A distanza di due anni dall’apertura nel cuore della Milano, la Fondazione Giangiacomo Feltrinelli si trova ora di fronte alla sfida di rimanere all’avanguardia, così come lo è stata dal punto di vista architettonico, anche per quanto riguarda il mondo culturale e musicale contemporaneo.

Sfida bene affrontata, almeno a giudicare dalle iniziative che stanno vedendo la luce in questi mesi: A partire da Stagione Capitale 2018-2019, un articolato programma di dibattiti e conferenze sul tema di una nuova cittadinanza da costruire, fino a A Dictionary of Sound, ciclo di tre concerti a cura di Teho Teardo, musicista, compositore e sound-designer italiano.

Obiettivo del mini-percorso musicale è quello di portare al pubblico tutta la potenza evocativa che può nascere dalla sinergia tra arti e sensazioni diverse, elementi musicali e visivi.

È in questo contesto che si inserisce la performance di venerdì 30 novembre di Robert Lippok, artista audiovisivo, fra i più importanti protagonisti della sperimentazione elettronica berlinese (ed è proprio su Berlino, e in particolare sul suo quartiere di riferimento, che verte gran parte del discorso iniziale fra l’artista stesso e il curatore).

Dopo 20 minuti di intervista iniziale, Lippok invita ad allacciarsi le cinture per dare il via al concerto-evento, strutturato in 2 parti: una prima, dove l’artista è da solo dietro il mixer, e una seconda, dove all’ambiente underground berlinese di Lippok si aggiungono le suggestive note suonate dalla chitarra di Teardo.

Se la prima parte è dunque un crescendo elettronico di 45 minuti in cui lo spettatore è trascinato in orbita come a bordo di una navicella lanciata a massima velocità verso Marte, la seconda si veste di atmosfere più cupe e languide, con la chitarra di Teardo che ha sulle basi di Lippok la stessa potenza immaginifica di una vestaglia di seta che, lasciata cadere sul pavimento, svela tutta la bellezza naturale di un corpo nudo.

Lo schermo colpisce la retina con immagini evocative, naturali e criptiche, quasi a nascondere e mostrare nello stesso tempo la musica di Lippok.
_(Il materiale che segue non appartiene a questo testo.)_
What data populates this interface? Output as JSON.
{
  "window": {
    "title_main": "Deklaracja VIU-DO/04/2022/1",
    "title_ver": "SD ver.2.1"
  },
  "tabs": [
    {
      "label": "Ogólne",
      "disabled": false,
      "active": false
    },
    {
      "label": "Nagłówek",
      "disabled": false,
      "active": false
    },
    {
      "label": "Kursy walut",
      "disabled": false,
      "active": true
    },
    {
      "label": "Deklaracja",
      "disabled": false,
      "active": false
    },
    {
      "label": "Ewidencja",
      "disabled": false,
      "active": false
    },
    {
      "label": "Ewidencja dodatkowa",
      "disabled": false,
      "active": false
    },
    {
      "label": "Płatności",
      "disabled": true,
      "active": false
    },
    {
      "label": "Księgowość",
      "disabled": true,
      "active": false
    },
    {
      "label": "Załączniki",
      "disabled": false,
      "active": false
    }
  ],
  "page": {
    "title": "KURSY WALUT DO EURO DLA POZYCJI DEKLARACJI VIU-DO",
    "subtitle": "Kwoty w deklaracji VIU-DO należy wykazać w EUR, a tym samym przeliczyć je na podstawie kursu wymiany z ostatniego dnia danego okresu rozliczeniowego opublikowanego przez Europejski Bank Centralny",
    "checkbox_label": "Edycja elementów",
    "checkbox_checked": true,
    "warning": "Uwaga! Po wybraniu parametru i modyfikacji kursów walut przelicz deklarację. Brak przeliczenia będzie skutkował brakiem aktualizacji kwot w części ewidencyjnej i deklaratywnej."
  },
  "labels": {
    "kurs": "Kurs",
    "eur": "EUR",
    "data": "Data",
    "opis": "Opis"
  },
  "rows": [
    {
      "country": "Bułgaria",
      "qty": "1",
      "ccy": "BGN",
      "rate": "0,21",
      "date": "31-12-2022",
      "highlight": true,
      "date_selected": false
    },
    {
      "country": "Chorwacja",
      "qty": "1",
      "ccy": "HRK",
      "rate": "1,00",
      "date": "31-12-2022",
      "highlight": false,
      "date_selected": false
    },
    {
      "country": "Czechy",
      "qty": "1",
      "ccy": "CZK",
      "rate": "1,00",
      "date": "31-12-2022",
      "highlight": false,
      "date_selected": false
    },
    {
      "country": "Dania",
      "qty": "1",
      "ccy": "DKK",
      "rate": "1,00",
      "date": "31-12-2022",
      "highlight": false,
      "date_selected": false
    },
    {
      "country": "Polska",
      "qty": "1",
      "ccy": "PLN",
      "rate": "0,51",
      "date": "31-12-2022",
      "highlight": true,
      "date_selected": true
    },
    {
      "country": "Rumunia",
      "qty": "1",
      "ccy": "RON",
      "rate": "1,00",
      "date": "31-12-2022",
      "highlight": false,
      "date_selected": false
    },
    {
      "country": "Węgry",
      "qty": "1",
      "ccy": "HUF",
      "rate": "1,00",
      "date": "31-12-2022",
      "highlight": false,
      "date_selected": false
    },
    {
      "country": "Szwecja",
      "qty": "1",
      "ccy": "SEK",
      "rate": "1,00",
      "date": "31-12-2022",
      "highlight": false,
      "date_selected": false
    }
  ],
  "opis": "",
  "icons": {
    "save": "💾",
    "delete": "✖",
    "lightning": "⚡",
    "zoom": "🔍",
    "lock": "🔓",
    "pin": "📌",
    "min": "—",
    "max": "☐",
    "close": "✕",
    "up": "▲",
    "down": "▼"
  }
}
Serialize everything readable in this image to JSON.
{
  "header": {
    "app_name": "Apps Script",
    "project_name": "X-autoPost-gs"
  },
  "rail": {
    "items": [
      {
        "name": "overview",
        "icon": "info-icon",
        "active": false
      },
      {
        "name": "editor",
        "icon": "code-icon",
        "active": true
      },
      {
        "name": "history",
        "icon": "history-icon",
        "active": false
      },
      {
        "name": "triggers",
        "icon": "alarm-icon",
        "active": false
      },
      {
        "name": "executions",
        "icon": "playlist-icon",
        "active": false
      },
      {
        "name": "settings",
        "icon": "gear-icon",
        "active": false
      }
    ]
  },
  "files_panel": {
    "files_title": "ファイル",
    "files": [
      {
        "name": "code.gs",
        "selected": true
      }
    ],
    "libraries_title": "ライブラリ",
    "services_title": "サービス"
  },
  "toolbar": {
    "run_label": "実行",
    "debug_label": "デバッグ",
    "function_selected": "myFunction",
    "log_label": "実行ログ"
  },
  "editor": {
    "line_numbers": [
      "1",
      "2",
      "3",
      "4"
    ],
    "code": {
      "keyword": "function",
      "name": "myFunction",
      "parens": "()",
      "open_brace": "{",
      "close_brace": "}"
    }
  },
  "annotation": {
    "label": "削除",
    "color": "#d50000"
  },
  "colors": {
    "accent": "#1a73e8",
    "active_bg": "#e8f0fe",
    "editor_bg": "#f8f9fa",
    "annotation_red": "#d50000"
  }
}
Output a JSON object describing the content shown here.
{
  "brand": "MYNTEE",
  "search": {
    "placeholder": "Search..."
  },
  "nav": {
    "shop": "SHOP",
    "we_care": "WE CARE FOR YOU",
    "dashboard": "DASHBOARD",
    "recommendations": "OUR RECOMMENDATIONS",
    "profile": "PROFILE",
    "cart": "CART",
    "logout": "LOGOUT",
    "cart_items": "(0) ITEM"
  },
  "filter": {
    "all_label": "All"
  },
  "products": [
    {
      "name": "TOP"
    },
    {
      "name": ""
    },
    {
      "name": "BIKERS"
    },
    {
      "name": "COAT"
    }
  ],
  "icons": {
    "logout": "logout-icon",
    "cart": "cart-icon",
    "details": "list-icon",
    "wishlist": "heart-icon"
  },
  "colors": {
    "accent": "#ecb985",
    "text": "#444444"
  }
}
La percezione è quella di essere trascinati in un mondo che gioca sul confine fra fisico e metafisico, e che proprio su questo vedo-non vedo costruisce il suo senso più profondo, con il suono che viene trasformato da onda acustica a onda emozionale, fatta di più fonti, più sensi e più immagini.

Una esperienza potente, evocativa, profondamente interessante.

L’intervento berlinese in Italia viene applaudito. Almeno per una volta.